Find the mistake in the following proof that all dogs are the same color (if there's any):

Let's use induction. Consider groups of 1 dog. All dogs of every group are the same color, of course. So we now that it's true for 1. Suppose it's true for groups of k dogs, i.e. every group of k dogs are the same color. Then let's consider any group A of k+1 dogs. Consider a subgroup of A containing k dogs. Let's call x the dog in A but not in the subgroup. Then by induction, all dogs in the subgroup are the same color. Now consider a subroup of A of k dogs, with x in the subgroup. All dogs except for x are the same color. Then, since every group of k dogs are the same color (by induction), all dogs in A are the same color. So x and every dog are the same color.

(In reply to solution by Charlie)

The Fallacy of Composition as defined on http://www.nizkor.org/features/fallacies/composition.html
is a fallacy of formal logic, not of proof by induction, but the principle is basically the same.
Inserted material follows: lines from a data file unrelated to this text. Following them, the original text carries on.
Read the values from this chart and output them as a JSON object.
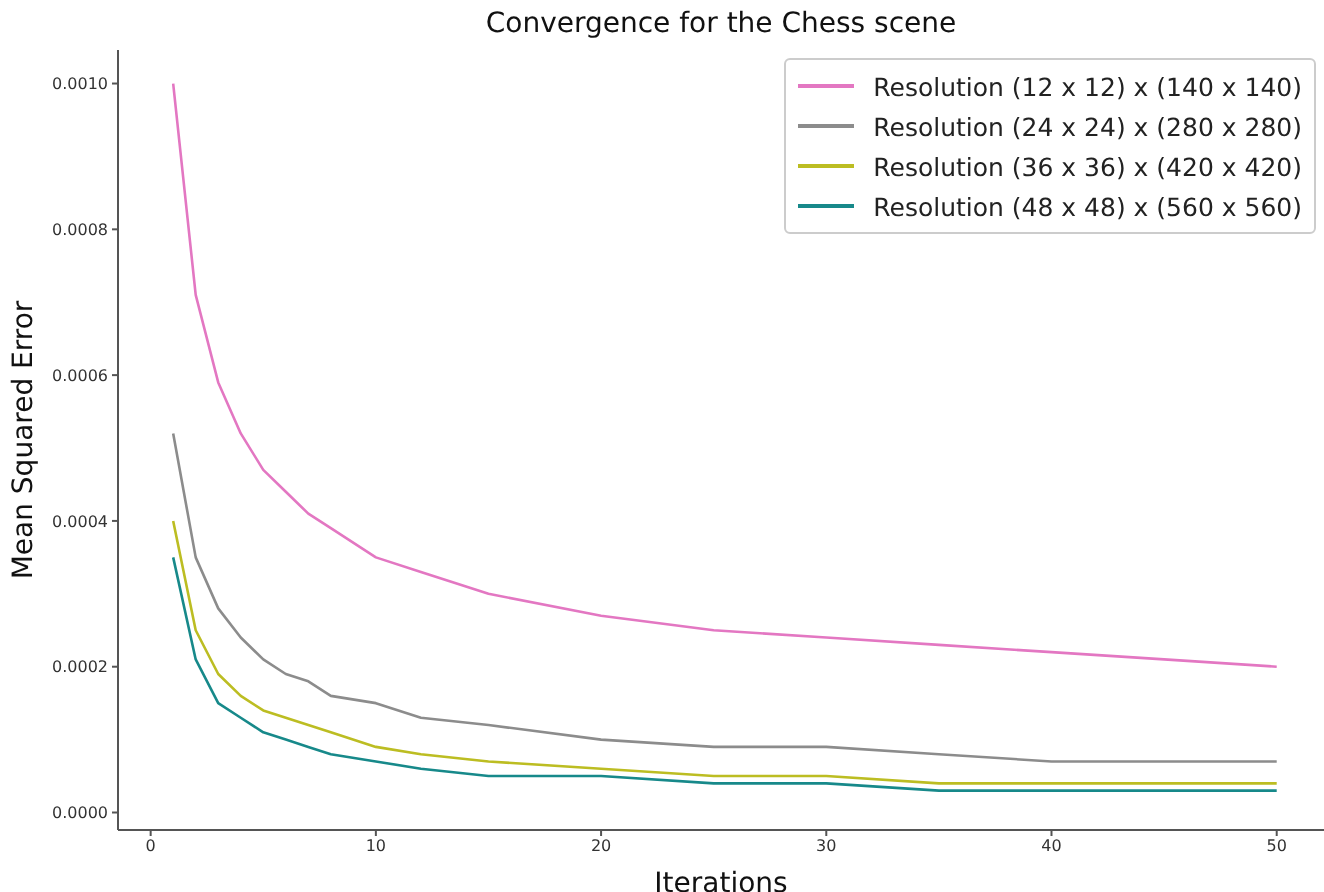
{
  "chart_data": {
    "type": "line",
    "title": "Convergence for the Chess scene",
    "xlabel": "Iterations",
    "ylabel": "Mean Squared Error",
    "x": [
      1,
      2,
      3,
      4,
      5,
      6,
      7,
      8,
      10,
      12,
      15,
      20,
      25,
      30,
      35,
      40,
      45,
      50
    ],
    "series": [
      {
        "name": "Resolution (12 x 12) x (140 x 140)",
        "color": "#e377c2",
        "values": [
          0.001,
          0.00071,
          0.00059,
          0.00052,
          0.00047,
          0.00044,
          0.00041,
          0.00039,
          0.00035,
          0.00033,
          0.0003,
          0.00027,
          0.00025,
          0.00024,
          0.00023,
          0.00022,
          0.00021,
          0.0002
        ]
      },
      {
        "name": "Resolution (24 x 24) x (280 x 280)",
        "color": "#8c8c8c",
        "values": [
          0.00052,
          0.00035,
          0.00028,
          0.00024,
          0.00021,
          0.00019,
          0.00018,
          0.00016,
          0.00015,
          0.00013,
          0.00012,
          0.0001,
          9e-05,
          9e-05,
          8e-05,
          7e-05,
          7e-05,
          7e-05
        ]
      },
      {
        "name": "Resolution (36 x 36) x (420 x 420)",
        "color": "#bcbd22",
        "values": [
          0.0004,
          0.00025,
          0.00019,
          0.00016,
          0.00014,
          0.00013,
          0.00012,
          0.00011,
          9e-05,
          8e-05,
          7e-05,
          6e-05,
          5e-05,
          5e-05,
          4e-05,
          4e-05,
          4e-05,
          4e-05
        ]
      },
      {
        "name": "Resolution (48 x 48) x (560 x 560)",
        "color": "#17898a",
        "values": [
          0.00035,
          0.00021,
          0.00015,
          0.00013,
          0.00011,
          0.0001,
          9e-05,
          8e-05,
          7e-05,
          6e-05,
          5e-05,
          5e-05,
          4e-05,
          4e-05,
          3e-05,
          3e-05,
          3e-05,
          3e-05
        ]
      }
    ],
    "xlim": [
      -1.45,
      52.1
    ],
    "xticks": [
      0,
      10,
      20,
      30,
      40,
      50
    ],
    "ylim": [
      -2.4e-05,
      0.001046
    ],
    "yticks": [
      {
        "value": 0,
        "label": "0.0000"
      },
      {
        "value": 0.0002,
        "label": "0.0002"
      },
      {
        "value": 0.0004,
        "label": "0.0004"
      },
      {
        "value": 0.0006,
        "label": "0.0006"
      },
      {
        "value": 0.0008,
        "label": "0.0008"
      },
      {
        "value": 0.001,
        "label": "0.0010"
      }
    ],
    "legend": "top right",
    "grid": false,
    "marker": "none",
    "line_style": "solid"
  }
}
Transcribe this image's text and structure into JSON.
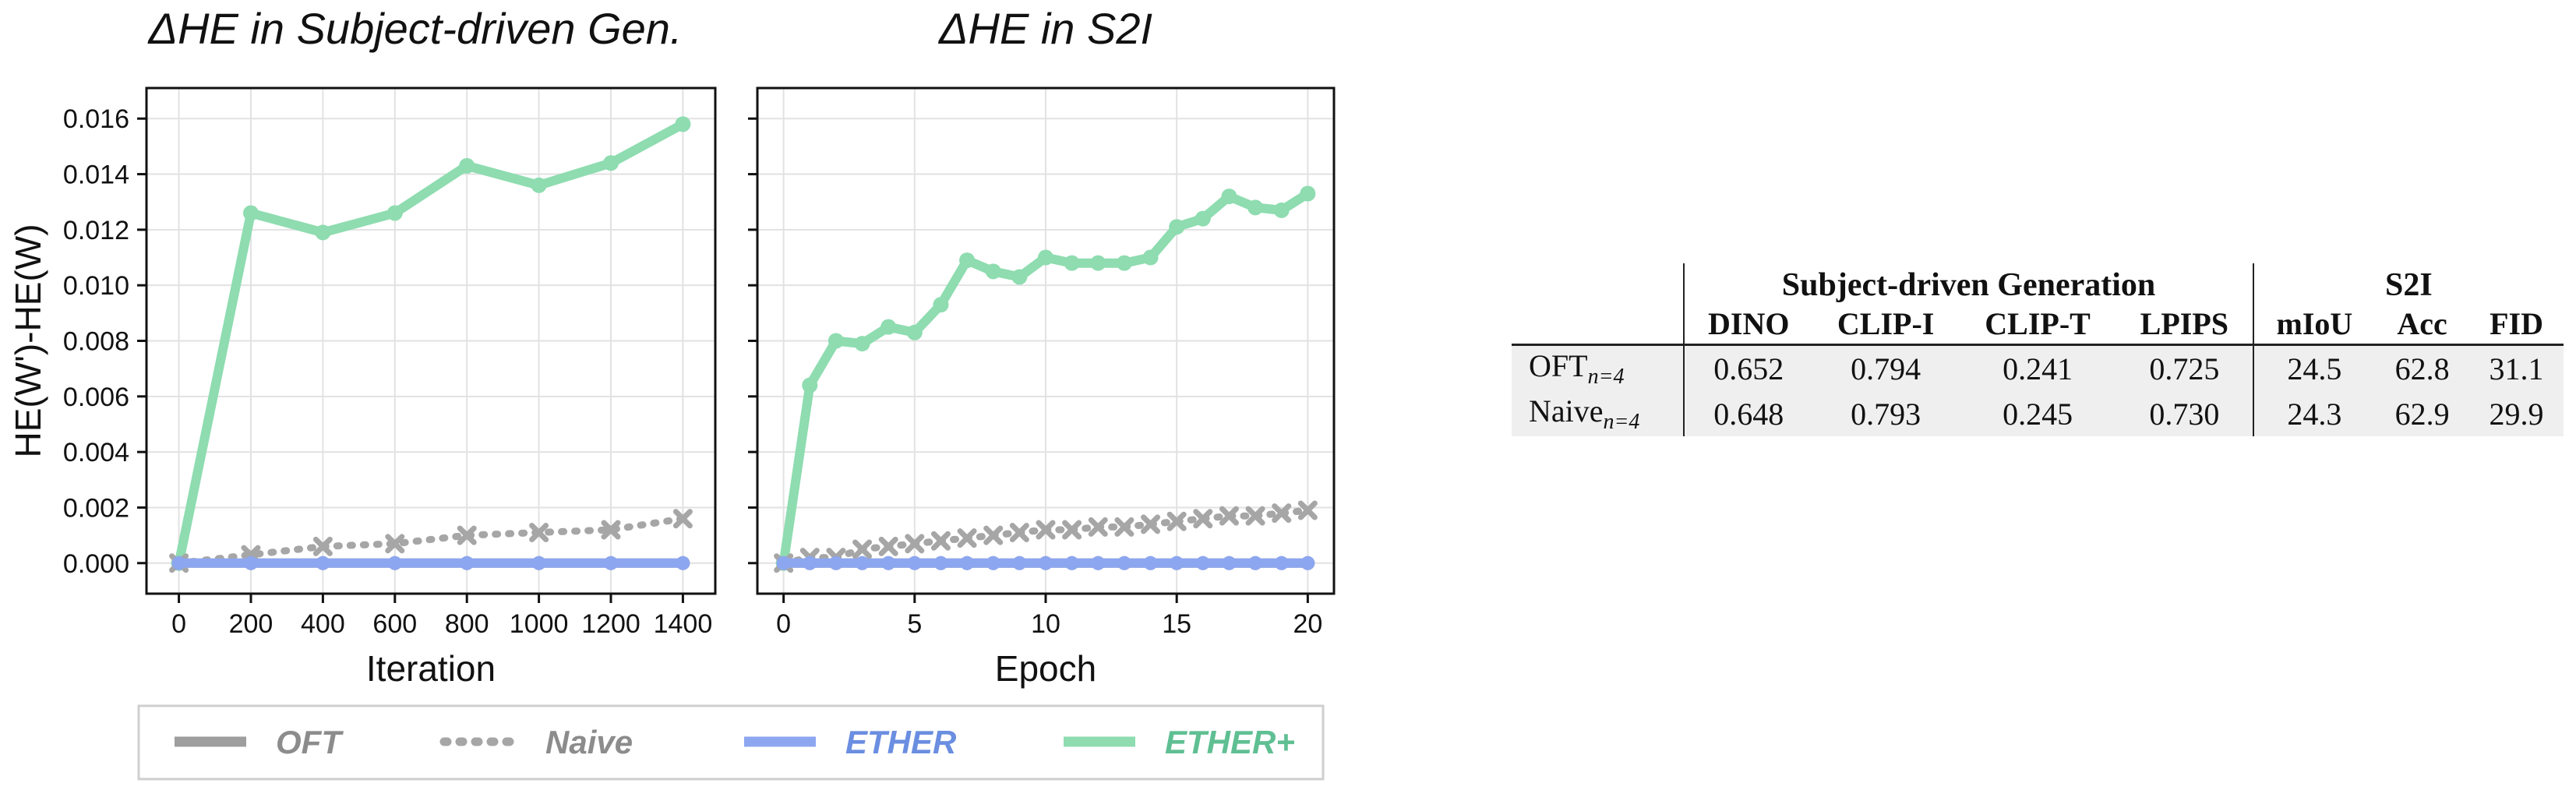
{
  "chart_data": [
    {
      "type": "line",
      "title": "ΔHE in Subject-driven Gen.",
      "xlabel": "Iteration",
      "ylabel": "HE(W')-HE(W)",
      "x": [
        0,
        200,
        400,
        600,
        800,
        1000,
        1200,
        1400
      ],
      "xlim": [
        -90,
        1490
      ],
      "ylim": [
        -0.0011,
        0.0171
      ],
      "xticks": [
        "0",
        "200",
        "400",
        "600",
        "800",
        "1000",
        "1200",
        "1400"
      ],
      "yticks": [
        "0.000",
        "0.002",
        "0.004",
        "0.006",
        "0.008",
        "0.010",
        "0.012",
        "0.014",
        "0.016"
      ],
      "grid": true,
      "series": [
        {
          "name": "OFT",
          "values": [
            0,
            0,
            0,
            0,
            0,
            0,
            0,
            0
          ]
        },
        {
          "name": "Naive",
          "values": [
            0,
            0.0003,
            0.0006,
            0.0007,
            0.001,
            0.0011,
            0.0012,
            0.0016
          ]
        },
        {
          "name": "ETHER",
          "values": [
            0,
            0,
            0,
            0,
            0,
            0,
            0,
            0
          ]
        },
        {
          "name": "ETHER+",
          "values": [
            0,
            0.0126,
            0.0119,
            0.0126,
            0.0143,
            0.0136,
            0.0144,
            0.0158
          ]
        }
      ]
    },
    {
      "type": "line",
      "title": "ΔHE in S2I",
      "xlabel": "Epoch",
      "ylabel": "",
      "x": [
        0,
        1,
        2,
        3,
        4,
        5,
        6,
        7,
        8,
        9,
        10,
        11,
        12,
        13,
        14,
        15,
        16,
        17,
        18,
        19,
        20
      ],
      "xlim": [
        -1,
        21
      ],
      "ylim": [
        -0.0011,
        0.0171
      ],
      "xticks": [
        "0",
        "5",
        "10",
        "15",
        "20"
      ],
      "grid": true,
      "series": [
        {
          "name": "OFT",
          "values": [
            0,
            0,
            0,
            0,
            0,
            0,
            0,
            0,
            0,
            0,
            0,
            0,
            0,
            0,
            0,
            0,
            0,
            0,
            0,
            0,
            0
          ]
        },
        {
          "name": "Naive",
          "values": [
            0,
            0.0002,
            0.0002,
            0.0005,
            0.0006,
            0.0007,
            0.0008,
            0.0009,
            0.001,
            0.0011,
            0.0012,
            0.0012,
            0.0013,
            0.0013,
            0.0014,
            0.0015,
            0.0016,
            0.0017,
            0.0017,
            0.0018,
            0.0019
          ]
        },
        {
          "name": "ETHER",
          "values": [
            0,
            0,
            0,
            0,
            0,
            0,
            0,
            0,
            0,
            0,
            0,
            0,
            0,
            0,
            0,
            0,
            0,
            0,
            0,
            0,
            0
          ]
        },
        {
          "name": "ETHER+",
          "values": [
            0,
            0.0064,
            0.008,
            0.0079,
            0.0085,
            0.0083,
            0.0093,
            0.0109,
            0.0105,
            0.0103,
            0.011,
            0.0108,
            0.0108,
            0.0108,
            0.011,
            0.0121,
            0.0124,
            0.0132,
            0.0128,
            0.0127,
            0.0133
          ]
        }
      ]
    }
  ],
  "legend": {
    "position": "bottom-center",
    "items": [
      {
        "label": "OFT",
        "style": "solid",
        "color": "#9e9e9e",
        "text_color": "#8c8c8c"
      },
      {
        "label": "Naive",
        "style": "dotted",
        "color": "#a6a6a6",
        "text_color": "#8c8c8c"
      },
      {
        "label": "ETHER",
        "style": "solid",
        "color": "#8da6f0",
        "text_color": "#6a8ee0"
      },
      {
        "label": "ETHER+",
        "style": "solid",
        "color": "#8edcb0",
        "text_color": "#5fbf93"
      }
    ]
  },
  "table": {
    "groups": [
      "Subject-driven Generation",
      "S2I"
    ],
    "columns": [
      "DINO",
      "CLIP-I",
      "CLIP-T",
      "LPIPS",
      "mIoU",
      "Acc",
      "FID"
    ],
    "rows": [
      {
        "name": "OFT",
        "sub": "n=4",
        "values": [
          "0.652",
          "0.794",
          "0.241",
          "0.725",
          "24.5",
          "62.8",
          "31.1"
        ]
      },
      {
        "name": "Naive",
        "sub": "n=4",
        "values": [
          "0.648",
          "0.793",
          "0.245",
          "0.730",
          "24.3",
          "62.9",
          "29.9"
        ]
      }
    ]
  },
  "colors": {
    "OFT": "#9e9e9e",
    "Naive": "#a6a6a6",
    "ETHER": "#8da6f0",
    "ETHER+": "#8edcb0"
  }
}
In an inductive proof, it is important that your zero-state not be merely trivially true, but true in the same way as the inductive step assumes for its manipulations. That is why whenever I use induction to prove something, I "show" not only the first example to be true, but also the second and third, so that a non-trivial zero-state has been shown to be true.

Posted by TomM on 2003-05-30 10:56:09